Born in 1926, Thich Nhat Hanh became a Buddhist monk at the age of 16. During the Vietnam War, he founded the School of Youth for Social Services, a grassroots organization based on Buddhist principles of nonviolence and compassionate action. The organization rebuilt bombed villages, set up schools and medical centers, resettled displaced families, and organized agricultural cooperatives.

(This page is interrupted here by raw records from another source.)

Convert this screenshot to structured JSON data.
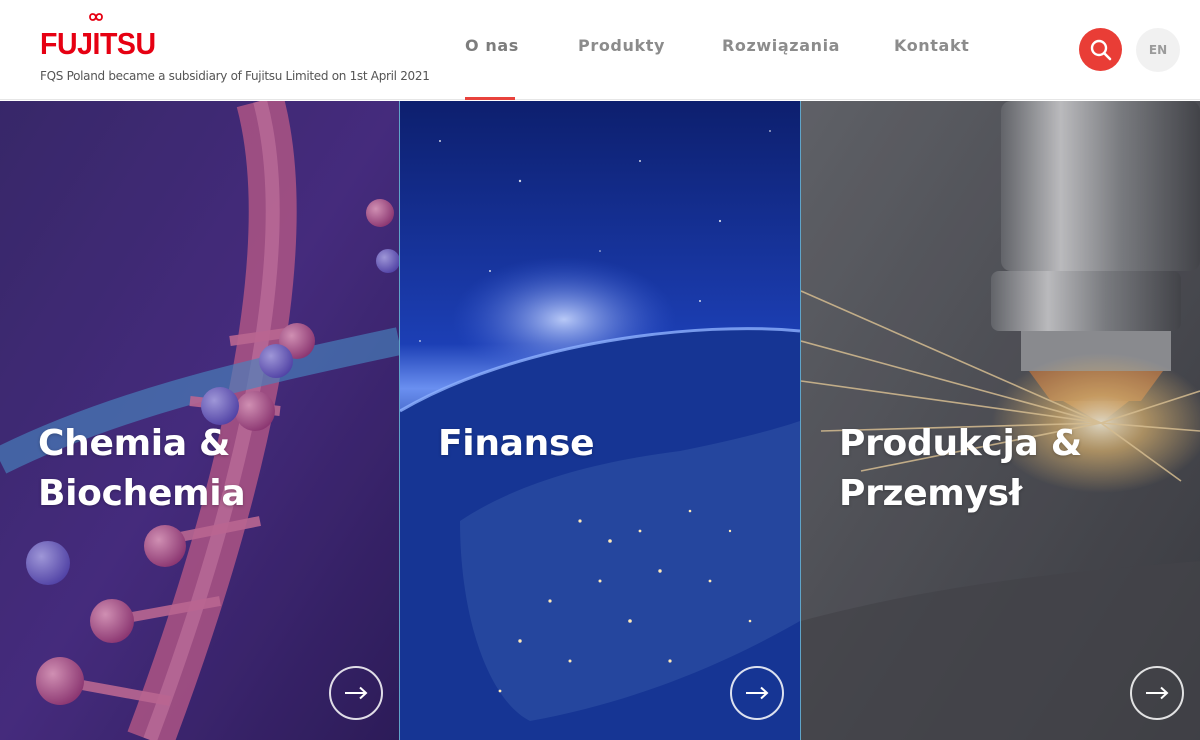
{
  "brand": {
    "logo_text": "FUJITSU",
    "tagline": "FQS Poland became a subsidiary of Fujitsu Limited on 1st April 2021",
    "accent_color": "#e60012"
  },
  "nav": {
    "items": [
      {
        "label": "O nas",
        "active": true
      },
      {
        "label": "Produkty",
        "active": false
      },
      {
        "label": "Rozwiązania",
        "active": false
      },
      {
        "label": "Kontakt",
        "active": false
      }
    ],
    "search_icon": "search-icon",
    "language": "EN"
  },
  "panels": [
    {
      "title": "Chemia &\nBiochemia",
      "theme": "dna-molecule",
      "arrow_icon": "arrow-right-icon"
    },
    {
      "title": "Finanse",
      "theme": "earth-night-lights",
      "arrow_icon": "arrow-right-icon"
    },
    {
      "title": "Produkcja &\nPrzemysł",
      "theme": "laser-cutting-sparks",
      "arrow_icon": "arrow-right-icon"
    }
  ],
  "colors": {
    "search_button": "#e93d36",
    "nav_underline": "#e8423c",
    "nav_text": "#8c8c8c"
  }
}
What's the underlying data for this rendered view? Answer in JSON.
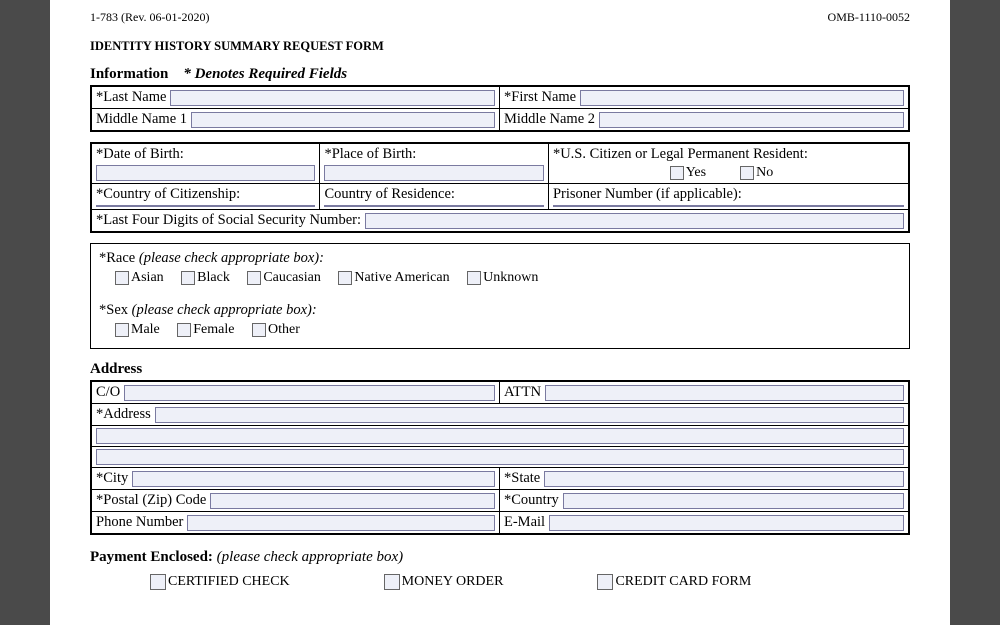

Exiled from Vietnam for his activism to end the war, Thich Nhat Hanh traveled to Europe and the United States, where he continued his work for peace. He was nominated for the 1967 Nobel Peace Prize by Martin Luther King Jr., whom he had persuaded to publicly support ending the Vietnam War. Having seen the anger and inner turmoil within many U.S. antiwar activists, he turned his work toward teaching Buddhism to Westerners in cultural terms they could understand. Thay eventually established Plum Village in southern France as his residence and primary monastic center (www.plumvillage.org).
In 1966, Thich Nhat Hanh founded the Order of Interbeing, a community of monastics and laypeople committed to living for the benefit of others in accord with Buddhist ethical precepts. “Interbeing” is a word Thay coined to represent the Buddhist principles of impermanence and the interconnectedness of all things.
Thich Nhat Hanh has established monastic and practice centers around the world, including Deer Park Monastery in California and Blue Cliff Monastery in New York. After almost 40 years of exile, Thay was allowed to return to Vietnam in 2005 and again in 2007. During these visits, he gave teachings at retreats attended by tens of thousands of Vietnamese. His most recent tour of the United States was in 2009, when he and his monks, nuns, and members of the Order of Interbeing led retreats in California, Massachusetts, Colorado, and New York.
Between teaching tours, Thich Nhat Hanh lives at Plum Village, which is visited by thousands of people annually for retreats and programs. Thay places a special emphasis on programs for children, with whom he has a wonderful rapport. He and the Order of Interbeing have established the European Institute of Applied Buddhism near Cologne, Germany, to hold retreats, offer training for practitioners, and bring people of varied interests together to shine the light of mindfulness on critical world problems.
Thich Nhat Hanh has written more than 100 books, many of which are published in English by Parallax Press. His life and teachings have deeply influenced many millions of people around the world.